The idea is to scan the array to gather two key pieces of information. First, compute max_fixed_diff as the maximum absolute difference between adjacent numbers that are both not –1. These differences are immutable. Second, for each contiguous group of –1’s that is flanked on both sides by fixed numbers, compute the cost needed if that missing block is replaced uniformly with a number optimally chosen between the two fixed values. This cost equals ⌈|L - R| / 2⌉ (which can be computed as (|L-R|+1)//2 in integer arithmetic). For groups that lie at an edge (only one neighbor), the cost can be made 0 by matching the fixed neighbor. Finally the answer is the maximum of the immutable max_fixed_diff and the largest cost computed among all two–boundary groups. This works because although you have two numbers available for replacement (x and y), different missing segments are separated by fixed numbers so the decision can be made independently in each segment.

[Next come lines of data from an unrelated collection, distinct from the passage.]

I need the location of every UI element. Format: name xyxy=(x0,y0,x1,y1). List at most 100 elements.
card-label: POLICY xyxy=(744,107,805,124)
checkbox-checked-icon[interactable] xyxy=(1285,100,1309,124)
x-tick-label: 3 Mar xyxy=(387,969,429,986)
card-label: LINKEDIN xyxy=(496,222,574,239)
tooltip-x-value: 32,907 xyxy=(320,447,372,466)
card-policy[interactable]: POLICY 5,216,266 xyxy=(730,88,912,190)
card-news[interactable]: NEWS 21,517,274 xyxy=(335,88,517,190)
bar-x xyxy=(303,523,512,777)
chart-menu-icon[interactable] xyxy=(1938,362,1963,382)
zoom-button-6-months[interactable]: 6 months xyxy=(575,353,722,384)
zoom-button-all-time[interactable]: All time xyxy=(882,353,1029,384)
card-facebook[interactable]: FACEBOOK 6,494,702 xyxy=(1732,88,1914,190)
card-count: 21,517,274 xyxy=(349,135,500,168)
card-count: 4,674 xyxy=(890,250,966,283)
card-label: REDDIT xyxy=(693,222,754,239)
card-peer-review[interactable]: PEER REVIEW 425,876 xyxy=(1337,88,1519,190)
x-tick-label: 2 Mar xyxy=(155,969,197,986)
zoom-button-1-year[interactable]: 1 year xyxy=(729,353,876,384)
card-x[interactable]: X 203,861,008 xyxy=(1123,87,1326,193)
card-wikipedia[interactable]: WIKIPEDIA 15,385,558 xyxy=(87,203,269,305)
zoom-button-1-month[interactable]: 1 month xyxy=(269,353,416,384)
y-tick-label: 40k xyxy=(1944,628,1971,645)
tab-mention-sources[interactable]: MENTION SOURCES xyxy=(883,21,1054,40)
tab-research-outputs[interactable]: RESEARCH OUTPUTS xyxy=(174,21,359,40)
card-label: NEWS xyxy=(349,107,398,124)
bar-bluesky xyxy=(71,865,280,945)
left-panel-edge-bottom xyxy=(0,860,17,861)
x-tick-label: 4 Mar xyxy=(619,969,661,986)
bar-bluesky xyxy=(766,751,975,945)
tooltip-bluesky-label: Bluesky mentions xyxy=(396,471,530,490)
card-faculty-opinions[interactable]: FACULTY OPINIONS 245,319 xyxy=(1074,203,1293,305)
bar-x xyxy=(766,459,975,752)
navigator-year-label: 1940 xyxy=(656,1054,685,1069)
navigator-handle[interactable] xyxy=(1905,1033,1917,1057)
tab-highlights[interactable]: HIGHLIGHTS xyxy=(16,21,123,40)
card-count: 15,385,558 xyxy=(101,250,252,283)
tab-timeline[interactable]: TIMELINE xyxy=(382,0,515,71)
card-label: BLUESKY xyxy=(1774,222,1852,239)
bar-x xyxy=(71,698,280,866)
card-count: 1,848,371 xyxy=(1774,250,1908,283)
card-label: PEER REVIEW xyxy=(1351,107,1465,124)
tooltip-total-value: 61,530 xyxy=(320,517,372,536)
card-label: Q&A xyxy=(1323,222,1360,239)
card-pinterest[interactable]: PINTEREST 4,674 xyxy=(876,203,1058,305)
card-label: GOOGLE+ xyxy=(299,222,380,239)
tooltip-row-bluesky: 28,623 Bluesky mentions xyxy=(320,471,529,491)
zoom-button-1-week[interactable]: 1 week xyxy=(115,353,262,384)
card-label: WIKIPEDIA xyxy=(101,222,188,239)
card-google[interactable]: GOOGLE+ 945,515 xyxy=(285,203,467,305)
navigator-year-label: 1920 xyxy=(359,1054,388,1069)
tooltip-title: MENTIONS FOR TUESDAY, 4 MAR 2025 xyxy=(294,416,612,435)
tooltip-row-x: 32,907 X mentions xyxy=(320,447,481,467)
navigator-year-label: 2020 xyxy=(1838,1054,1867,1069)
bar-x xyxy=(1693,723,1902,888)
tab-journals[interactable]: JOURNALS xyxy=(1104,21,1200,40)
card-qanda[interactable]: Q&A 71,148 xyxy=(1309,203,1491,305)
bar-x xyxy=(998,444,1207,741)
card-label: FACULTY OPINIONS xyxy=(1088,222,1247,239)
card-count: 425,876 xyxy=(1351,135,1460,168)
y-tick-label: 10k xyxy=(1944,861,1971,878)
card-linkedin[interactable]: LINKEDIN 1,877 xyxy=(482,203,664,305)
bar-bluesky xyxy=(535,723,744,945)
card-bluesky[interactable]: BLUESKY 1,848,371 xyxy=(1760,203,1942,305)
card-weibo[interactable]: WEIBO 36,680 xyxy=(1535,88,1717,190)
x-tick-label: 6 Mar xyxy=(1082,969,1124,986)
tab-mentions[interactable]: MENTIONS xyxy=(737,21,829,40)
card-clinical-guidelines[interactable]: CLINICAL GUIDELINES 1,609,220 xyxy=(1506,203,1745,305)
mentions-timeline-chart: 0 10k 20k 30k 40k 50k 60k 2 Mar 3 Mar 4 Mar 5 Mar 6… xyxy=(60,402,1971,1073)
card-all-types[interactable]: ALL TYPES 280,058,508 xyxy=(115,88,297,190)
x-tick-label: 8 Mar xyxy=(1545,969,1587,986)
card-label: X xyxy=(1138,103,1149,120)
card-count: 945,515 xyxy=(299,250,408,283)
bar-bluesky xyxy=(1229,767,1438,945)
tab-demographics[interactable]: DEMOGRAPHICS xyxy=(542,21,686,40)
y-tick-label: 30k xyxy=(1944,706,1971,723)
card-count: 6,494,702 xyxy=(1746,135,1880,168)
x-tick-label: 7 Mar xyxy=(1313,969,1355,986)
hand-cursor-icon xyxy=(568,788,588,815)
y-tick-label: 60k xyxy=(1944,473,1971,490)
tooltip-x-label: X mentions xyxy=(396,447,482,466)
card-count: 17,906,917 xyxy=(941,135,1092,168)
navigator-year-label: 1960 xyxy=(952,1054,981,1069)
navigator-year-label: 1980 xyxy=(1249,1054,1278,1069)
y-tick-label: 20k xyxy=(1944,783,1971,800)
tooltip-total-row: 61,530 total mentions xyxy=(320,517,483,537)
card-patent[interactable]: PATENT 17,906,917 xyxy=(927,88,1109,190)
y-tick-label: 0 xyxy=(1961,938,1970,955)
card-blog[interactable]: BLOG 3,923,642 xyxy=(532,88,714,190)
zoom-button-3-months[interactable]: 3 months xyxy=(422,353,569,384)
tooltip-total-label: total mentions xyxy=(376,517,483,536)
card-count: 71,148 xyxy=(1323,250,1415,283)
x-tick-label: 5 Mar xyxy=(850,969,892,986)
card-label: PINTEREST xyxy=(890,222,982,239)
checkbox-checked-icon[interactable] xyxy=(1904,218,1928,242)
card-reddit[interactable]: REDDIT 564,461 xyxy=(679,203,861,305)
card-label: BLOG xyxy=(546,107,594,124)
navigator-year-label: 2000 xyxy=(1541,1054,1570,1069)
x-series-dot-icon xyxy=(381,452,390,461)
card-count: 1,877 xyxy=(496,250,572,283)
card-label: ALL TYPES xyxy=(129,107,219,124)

Data structures: We only use integer variables to store the interim results. Algorithmic approach: A single iteration (or two) over the array is sufficient.


Code Solutions

# Python solution with detailed comments
def minimizeMaxDifference(nums):
    n = len(nums)
    max_fixed_diff = 0    # maximum difference between adjacent non -1 numbers
    ans_missing_segment = 0  # required cost for segments with two fixed ends

    # First pass: compute max_fixed_diff for adjacent fixed numbers.
    for i in range(1, n):
        if nums[i] != -1 and nums[i-1] != -1:
            diff = abs(nums[i] - nums[i-1])
            if diff > max_fixed_diff:
                max_fixed_diff = diff

    i = 0
    while i < n:
        # If current element is not missing, just proceed.
        if nums[i] != -1:
            i += 1
            continue
        # Found a contiguous group of missing elements.
        start = i
        # move pointer until we exit the group of -1's.
        while i < n and nums[i] == -1:
            i += 1
        end = i - 1  # group from index start to end
        # Determine fixed border values if they exist.
        left_value = nums[start - 1] if start - 1 >= 0 else None
        right_value = nums[i] if i < n else None
        # Only if both borders exist we require a compromise value.
        if left_value is not None and right_value is not None:
            # The optimal cost for assigning one uniform value is ceil(|L - R|/2)
            segment_cost = (abs(left_value - right_value) + 1) // 2
            ans_missing_segment = max(ans_missing_segment, segment_cost)
        # If only one border exists, we can always match that border exactly so cost is 0.
    
    # The answer is the maximum of the immutable differences and the best needed cost
    return max(max_fixed_diff, ans_missing_segment)

# Example usage:
print(minimizeMaxDifference([1,2,-1,10,8]))  # Expected output: 4
print(minimizeMaxDifference([-1,-1,-1]))       # Expected output: 0
print(minimizeMaxDifference([-1,10,-1,8]))       # Expected output: 1

# For interactive judges, you would typically read input and output accordingly.